Nature's weird cheats
By Taylor Wildlife, Oct 2 2018 10:51AM
Without wanting to state the obvious - wasps and bees can sting. And although it might feel like they're just out to ruin summer picnics, these stings are intended to work as a defence against predators. Wasps and many bees are boldly striped with colours that act as a warning to predators: don't try to eat me or i'll sting you! Many insect-eating birds and mammals learn to leave these insects along and opt for a less hazardous food option instead.
These warning colours are so effective that even non-stinging insects with similar colour patterns often spared and hence it becomes advantageous to sport a black-and-yellow uniform even if you are not in possession of a stinging apparatus. The evolutionary selection of non-dangerous animals look dangerous is called Batesian mimicry. Many insect groups evolved to mimic wasps and bees independently of each other, including many longhorn beetles, hoverflies, and clearwing moths. This evolutionary selection of non-dangerous animals to look like dangerous animals is called Batesian mimicry. On our survey sites we observe many species which display Batesian mimicry, and we'll discuss two of those before.

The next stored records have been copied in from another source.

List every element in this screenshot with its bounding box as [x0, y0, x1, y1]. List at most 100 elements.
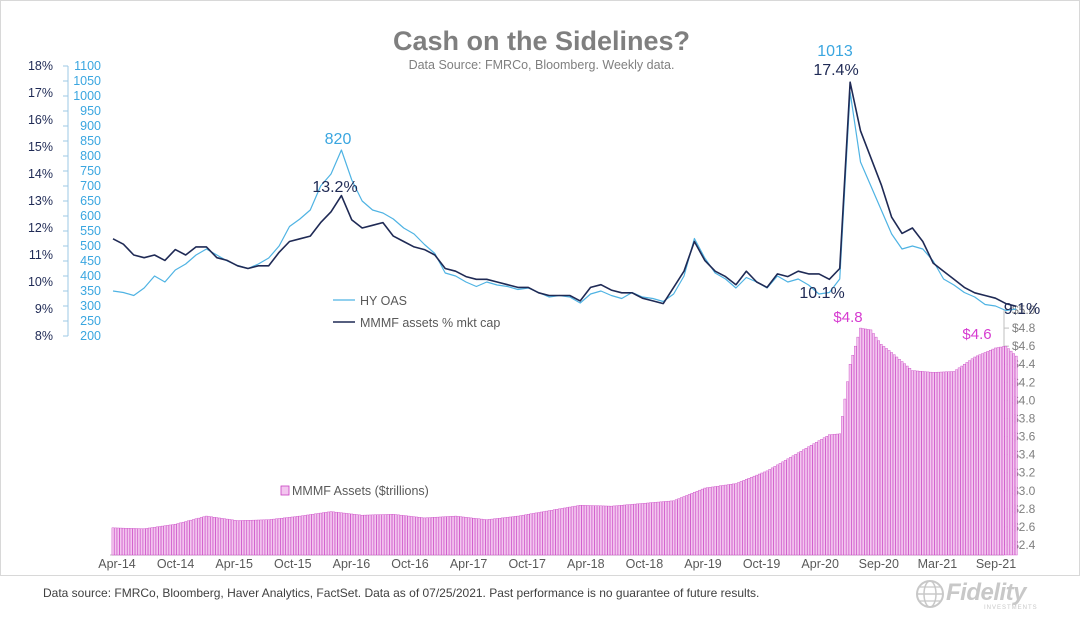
bar-mmmf-assets	[625, 504, 629, 556]
bar-mmmf-assets	[127, 528, 130, 556]
y-tick-bps: 350	[80, 284, 101, 298]
bar-mmmf-assets	[981, 353, 984, 556]
y-tick-pct: 13%	[28, 194, 53, 208]
bar-mmmf-assets	[212, 517, 216, 556]
bar-mmmf-assets	[913, 370, 917, 556]
bar-mmmf-assets	[394, 514, 398, 556]
bar-mmmf-assets	[355, 514, 359, 556]
bar-mmmf-assets	[615, 505, 618, 556]
bar-mmmf-assets	[532, 513, 535, 556]
bar-mmmf-assets	[576, 505, 579, 556]
bar-mmmf-assets	[965, 362, 969, 556]
bar-mmmf-assets	[589, 505, 592, 556]
bar-mmmf-assets	[737, 482, 740, 556]
y-tick-pct: 15%	[28, 140, 53, 154]
bar-mmmf-assets	[607, 505, 611, 556]
bar-mmmf-assets	[420, 517, 424, 556]
chart-title: Cash on the Sidelines?	[392, 26, 691, 56]
bar-mmmf-assets	[161, 525, 164, 556]
bar-mmmf-assets	[529, 513, 533, 556]
bar-mmmf-assets	[604, 505, 608, 556]
bar-mmmf-assets	[581, 505, 585, 556]
bar-mmmf-assets	[1001, 346, 1005, 556]
bar-mmmf-assets	[654, 502, 657, 556]
bar-mmmf-assets	[526, 514, 530, 556]
bar-mmmf-assets	[358, 514, 361, 556]
bar-mmmf-assets	[571, 506, 574, 556]
bar-mmmf-assets	[353, 514, 356, 556]
bar-mmmf-assets	[306, 514, 309, 556]
bar-mmmf-assets	[552, 509, 556, 556]
y-tick-bps: 300	[80, 299, 101, 313]
bar-mmmf-assets	[770, 467, 774, 556]
callout-4-8: $4.8	[833, 309, 862, 326]
bar-mmmf-assets	[983, 352, 987, 556]
callout-13-2: 13.2%	[312, 179, 357, 196]
bar-mmmf-assets	[864, 328, 867, 556]
bar-mmmf-assets	[148, 527, 151, 556]
bar-mmmf-assets	[742, 480, 746, 556]
bar-mmmf-assets	[602, 505, 605, 556]
bar-mmmf-assets	[745, 479, 748, 556]
bar-mmmf-assets	[659, 501, 662, 556]
y-tick-right: $4.8	[1012, 321, 1036, 335]
bar-mmmf-assets	[677, 498, 681, 556]
bar-mmmf-assets	[246, 520, 250, 556]
y-tick-bps: 850	[80, 134, 101, 148]
logo-wordmark: Fidelity	[946, 579, 1027, 606]
bar-mmmf-assets	[347, 513, 351, 556]
bar-mmmf-assets	[547, 510, 551, 556]
bar-mmmf-assets	[277, 518, 281, 556]
bar-mmmf-assets	[392, 514, 395, 556]
bar-mmmf-assets	[872, 333, 875, 556]
y-tick-right: $2.8	[1012, 502, 1036, 516]
bar-mmmf-assets	[231, 519, 234, 556]
bar-mmmf-assets	[978, 354, 982, 556]
bar-mmmf-assets	[711, 486, 714, 556]
bar-mmmf-assets	[202, 516, 206, 556]
bar-mmmf-assets	[789, 457, 792, 556]
callout-4-6: $4.6	[962, 326, 991, 343]
bar-mmmf-assets	[628, 504, 631, 556]
bar-mmmf-assets	[472, 517, 476, 556]
bar-mmmf-assets	[321, 512, 325, 556]
bar-mmmf-assets	[905, 365, 909, 556]
bar-mmmf-assets	[451, 516, 455, 556]
bar-mmmf-assets	[301, 515, 304, 556]
bar-mmmf-assets	[319, 512, 322, 556]
bar-mmmf-assets	[973, 356, 977, 556]
bar-mmmf-assets	[633, 503, 636, 556]
bar-mmmf-assets	[638, 503, 642, 556]
bar-mmmf-assets	[270, 519, 273, 556]
y-tick-pct: 11%	[29, 248, 53, 262]
bar-mmmf-assets	[690, 493, 694, 556]
bar-mmmf-assets	[970, 358, 974, 556]
legend-label-mmmf-assets: MMMF Assets ($trillions)	[292, 484, 429, 498]
bar-mmmf-assets	[210, 516, 213, 556]
bar-mmmf-assets	[116, 527, 120, 556]
x-tick-label: Apr-14	[98, 557, 136, 571]
bar-mmmf-assets	[417, 517, 421, 556]
bar-mmmf-assets	[991, 348, 995, 556]
bar-mmmf-assets	[586, 505, 590, 556]
bar-mmmf-assets	[542, 511, 546, 556]
legend-label-mmmf-pct: MMMF assets % mkt cap	[360, 316, 500, 330]
bar-mmmf-assets	[651, 502, 655, 556]
bar-mmmf-assets	[698, 489, 701, 556]
bar-mmmf-assets	[739, 481, 743, 556]
bar-mmmf-assets	[251, 519, 255, 556]
bar-mmmf-assets	[734, 483, 738, 556]
bar-mmmf-assets	[467, 517, 470, 556]
bar-mmmf-assets	[399, 514, 403, 556]
bar-mmmf-assets	[960, 365, 964, 556]
bar-mmmf-assets	[363, 514, 367, 556]
bar-mmmf-assets	[280, 517, 284, 556]
bar-mmmf-assets	[303, 515, 307, 556]
bar-mmmf-assets	[623, 504, 626, 556]
bar-mmmf-assets	[895, 356, 899, 556]
y-tick-right: $2.4	[1012, 538, 1036, 552]
bar-mmmf-assets	[594, 505, 598, 556]
y-tick-pct: 12%	[28, 221, 53, 235]
bar-mmmf-assets	[903, 363, 906, 556]
bar-mmmf-assets	[225, 518, 229, 556]
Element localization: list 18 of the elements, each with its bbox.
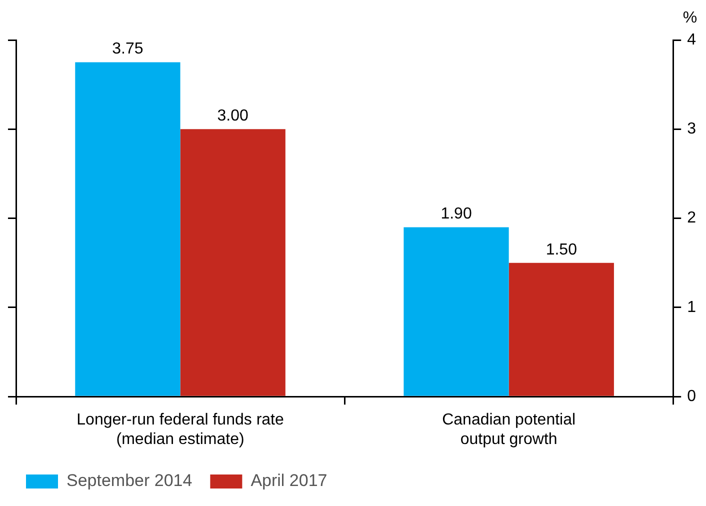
y-tick-label: 4: [687, 31, 696, 48]
data-label: 3.00: [217, 108, 249, 125]
bar: [508, 262, 614, 396]
data-label: 1.50: [546, 241, 578, 258]
y-tick-label: 1: [687, 298, 696, 316]
y-tick-label: 0: [687, 388, 696, 406]
y-tick-label: 2: [687, 210, 696, 227]
y-tick-label: 3: [687, 120, 696, 138]
x-tick-label: Canadian potential output growth: [442, 412, 576, 448]
data-label: 3.75: [112, 40, 144, 58]
legend-label: April 2017: [250, 471, 328, 490]
legend-label: September 2014: [66, 471, 192, 490]
y-axis-title: %: [682, 9, 698, 26]
bar: [75, 62, 180, 396]
x-tick-label: Longer-run federal funds rate (median estimate): [76, 412, 284, 448]
bar: [404, 227, 509, 396]
data-label: 1.90: [440, 206, 472, 223]
bar: [180, 129, 286, 396]
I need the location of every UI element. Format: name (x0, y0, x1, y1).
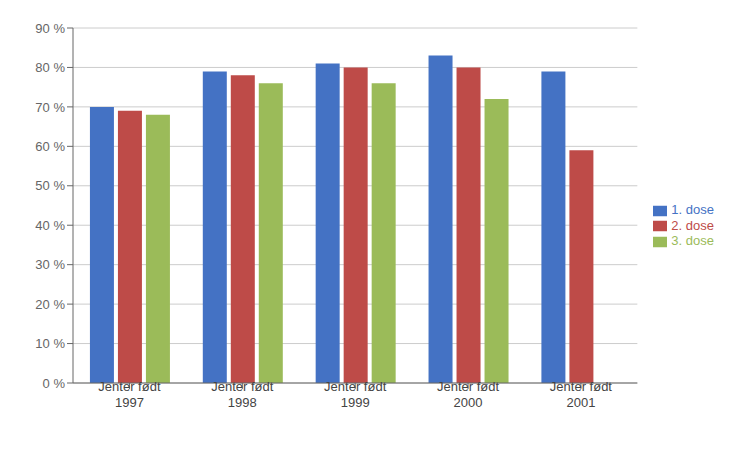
svg-text:50 %: 50 % (35, 178, 65, 193)
svg-text:Jenter født1999: Jenter født1999 (324, 379, 387, 410)
svg-text:30 %: 30 % (35, 257, 65, 272)
svg-text:70 %: 70 % (35, 100, 65, 115)
html-text:1. dose: 1. dose (671, 202, 714, 218)
svg-text:60 %: 60 % (35, 139, 65, 154)
svg-text:20 %: 20 % (35, 297, 65, 312)
svg-text:40 %: 40 % (35, 218, 65, 233)
html-text:3. dose: 3. dose (671, 233, 714, 249)
html-text:2. dose: 2. dose (671, 217, 714, 233)
svg-text:Jenter født2000: Jenter født2000 (437, 379, 500, 410)
svg-text:0 %: 0 % (43, 376, 66, 391)
svg-text:Jenter født1998: Jenter født1998 (211, 379, 274, 410)
svg-text:90 %: 90 % (35, 21, 65, 36)
svg-text:Jenter født2001: Jenter født2001 (550, 379, 613, 410)
svg-text:80 %: 80 % (35, 60, 65, 75)
svg-text:10 %: 10 % (35, 336, 65, 351)
svg-text:Jenter født1997: Jenter født1997 (98, 379, 161, 410)
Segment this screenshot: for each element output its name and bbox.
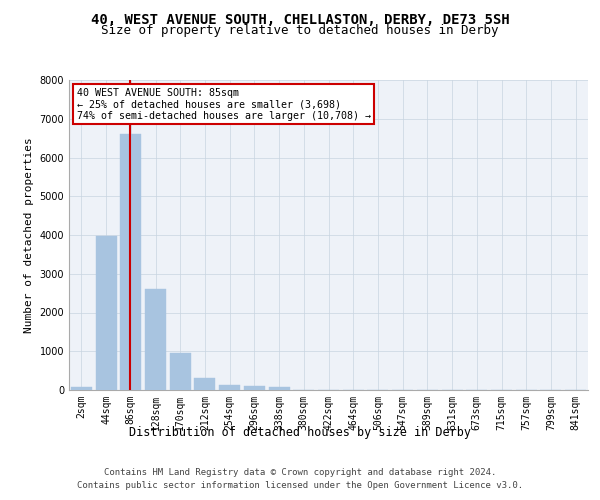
Bar	[120, 134, 141, 390]
Bar	[71, 388, 92, 390]
Text: 40 WEST AVENUE SOUTH: 85sqm
← 25% of detached houses are smaller (3,698)
74% of : 40 WEST AVENUE SOUTH: 85sqm ← 25% of det…	[77, 88, 371, 121]
Bar	[145, 289, 166, 390]
Bar	[244, 386, 265, 390]
Text: 40, WEST AVENUE SOUTH, CHELLASTON, DERBY, DE73 5SH: 40, WEST AVENUE SOUTH, CHELLASTON, DERBY…	[91, 12, 509, 26]
Text: Contains HM Land Registry data © Crown copyright and database right 2024.: Contains HM Land Registry data © Crown c…	[104, 468, 496, 477]
Text: Contains public sector information licensed under the Open Government Licence v3: Contains public sector information licen…	[77, 480, 523, 490]
Text: Size of property relative to detached houses in Derby: Size of property relative to detached ho…	[101, 24, 499, 37]
Bar	[269, 387, 290, 390]
Bar	[170, 353, 191, 390]
Bar	[194, 378, 215, 390]
Bar	[95, 236, 116, 390]
Text: Distribution of detached houses by size in Derby: Distribution of detached houses by size …	[129, 426, 471, 439]
Y-axis label: Number of detached properties: Number of detached properties	[24, 137, 34, 333]
Bar	[219, 385, 240, 390]
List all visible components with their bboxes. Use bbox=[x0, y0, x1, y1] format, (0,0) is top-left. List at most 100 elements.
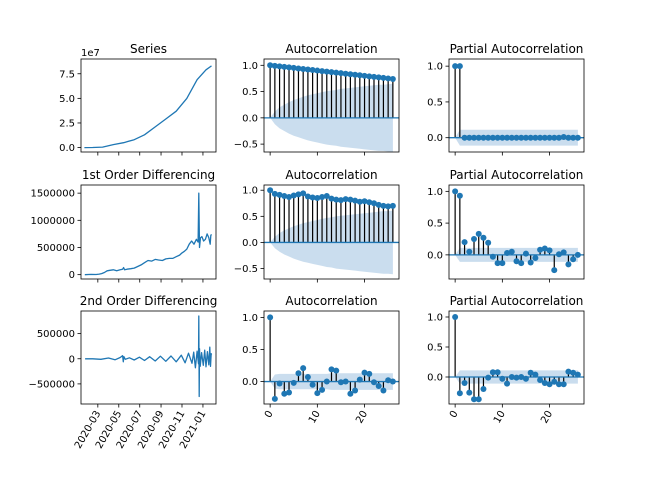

Bog hoverfly (Sericomyia silentis)
The larvae of the bog hoverfly develop in bog pools that are too acidic for many other insects. In order to obtain enough oxygen in this still and oxygen-poor water water, the larvae possess a long straw-like tube at the end of their abdomen with which they manage to obtain oxygen from the water surface. The adult flies are commonly seen feeding on flowers on the moors in late summer and have yellow and black bands over their body, similar to the markings wasps have. They can, however, be disguished from wasps (along with other wasp-mimicking flies) by looking at the following traits:
(1) Wasps and bees have two pairs of wings, but flies only have one set of wings.
(2) Stinging wasps and bees have a narrow 'wasp waist'. Flies do not have this.
(3) Wasps and bees have biting jaws, whereas flies have an enlarged proboscis with a labellum attached. The labellum is comparable to a large tongue which they use in feeding.
Bumblebee hoverfly (Volucella bombylans)
Like the previous species, the bumblebee hoverfly mimics a more dangerous species, and actually goes one step further than the bog hoverfly. The larvae of these hoverflies live on organic debris on the inside of bumblebee nests. This species also has different colour varieties, which look like different bumblebee species. There are yellow and black striped flies with white-haired bums which resemble buff-tailed bumblebees (Bombus terrestris), and black and orange flies that look like red-tailed bumblebees (Bombus lapidarius).